= John Castellanos =

American actor

John Castellanos (born April 11, 1957, in La Mesa, California) is an American actor best known for the contract role of attorney John Silva on the CBS soap opera The Young and the Restless. He joined the cast in May 1989 and has appeared in an estimated 1,300 episodes. He had previously portrayed attorney Jeff Talon on The Bold and the Beautiful in several episodes in 1987.

== Career ==
Castellanos has also made guest appearances in such primetime series as Miami Vice, Babylon 5, Silk Stalkings, JAG, and Supernatural. He has also appeared in feature films K-9, with Jim Belushi, Killer Weekend with Eric Roberts, 10 Years, Blue Eyes, and Mexican Gold.

He has produced the feature films The Man Who Came Back, with Eric Braeden, Billy Zane, and Armand Assante; Blue Eyes with Burton Gilliam; and Mexican Gold with Lorenzo Lamas.

He attended Grossmont College in San Diego, California and San Diego State University.
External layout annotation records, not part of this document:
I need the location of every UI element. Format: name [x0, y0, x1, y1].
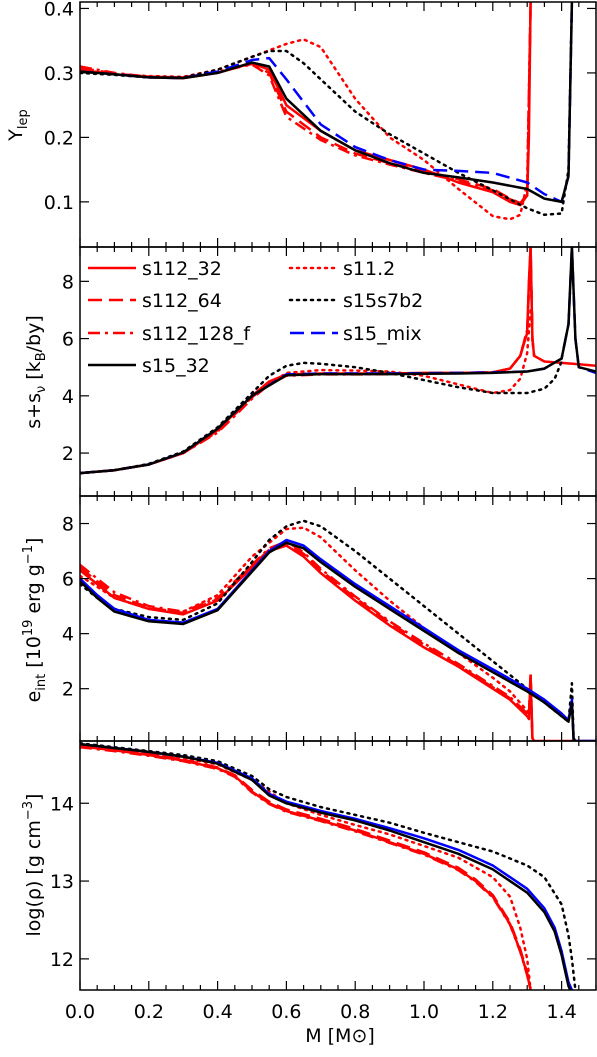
- legend-label-s112_64: s112_64: [142, 290, 222, 312]
- series-entropy-s15s7b2: [80, 360, 563, 475]
- ytick-labels-energy: 2 4 6 8: [62, 514, 74, 701]
- legend-label-s15s7b2: s15s7b2: [343, 290, 423, 312]
- ytick-label-yleptons: 0.3: [44, 63, 74, 85]
- xlabel: M [M⊙]: [305, 1025, 375, 1047]
- series-layer-density: [80, 742, 577, 990]
- ytick-labels-density: 12 13 14: [50, 793, 74, 971]
- ytick-labels-entropy: 2 4 6 8: [62, 271, 74, 465]
- panel-energy: 2 4 6 8: [62, 495, 597, 742]
- legend: s112_32 s11.2 s112_64 s15s7b2 s112_128_f s15_…: [88, 258, 423, 377]
- ytick-label-entropy: 4: [62, 386, 74, 408]
- legend-label-s11.2: s11.2: [343, 258, 395, 280]
- panel-yleptons: 0.1 0.2 0.3 0.4: [44, 0, 597, 248]
- axes-frame-density: [79, 740, 597, 991]
- series-density-s112_32: [80, 745, 532, 990]
- ytick-label-density: 13: [50, 871, 74, 893]
- series-layer-energy: [80, 519, 596, 741]
- ylabel-yleptons: Ylep: [5, 109, 31, 141]
- ytick-label-entropy: 8: [62, 271, 74, 293]
- series-layer-yleptons: [80, 2, 574, 221]
- series-energy-s112_128_f: [80, 540, 534, 739]
- series-yleptons-s11.2: [80, 2, 532, 221]
- series-energy-s112_64: [80, 541, 534, 739]
- series-yleptons-s15_mix: [80, 2, 574, 204]
- xtick-label: 0.2: [134, 1001, 164, 1023]
- series-entropy-s15_32: [80, 247, 596, 475]
- xtick-label: 0.4: [202, 1001, 232, 1023]
- xtick-labels: 0.0 0.2 0.4 0.6 0.8 1.0 1.2 1.4: [65, 1001, 577, 1023]
- legend-label-s15_32: s15_32: [142, 355, 210, 377]
- series-yleptons-s112_128_f: [80, 2, 532, 206]
- ylabel-entropy: s+sν [kB/by]: [23, 315, 49, 429]
- series-density-s112_128_f: [80, 745, 532, 990]
- ytick-label-yleptons: 0.1: [44, 192, 74, 214]
- axes-frame-yleptons: [79, 1, 597, 248]
- series-density-s15_32: [80, 742, 572, 990]
- xtick-label: 1.0: [409, 1001, 439, 1023]
- series-energy-s11.2: [80, 526, 532, 718]
- series-energy-s15_mix: [80, 538, 596, 741]
- ytick-label-entropy: 2: [62, 443, 74, 465]
- series-layer-entropy: [80, 247, 596, 475]
- ytick-label-energy: 8: [62, 514, 74, 536]
- series-energy-s15_32: [80, 541, 577, 741]
- xtick-label: 0.6: [271, 1001, 301, 1023]
- frame-yleptons: [79, 1, 597, 248]
- ytick-label-density: 14: [50, 793, 74, 815]
- ytick-label-energy: 2: [62, 679, 74, 701]
- legend-label-s112_32: s112_32: [142, 258, 222, 280]
- series-density-s11.2: [80, 743, 532, 990]
- series-energy-s15s7b2: [80, 519, 577, 741]
- ytick-label-energy: 4: [62, 624, 74, 646]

He is a graduate of the American Conservatory Theater (ACT).

An accomplished Shakespearean actor, he worked for many years in some of the finest Shakespearean companies in the U.S.

==Personal life==
He is divorced from Rhonda Friedman, supervising producer of The Bold and the Beautiful.

He enjoys playing golf, traveling, woodwork, writing and storytelling. He is active with a number of charitable organizations.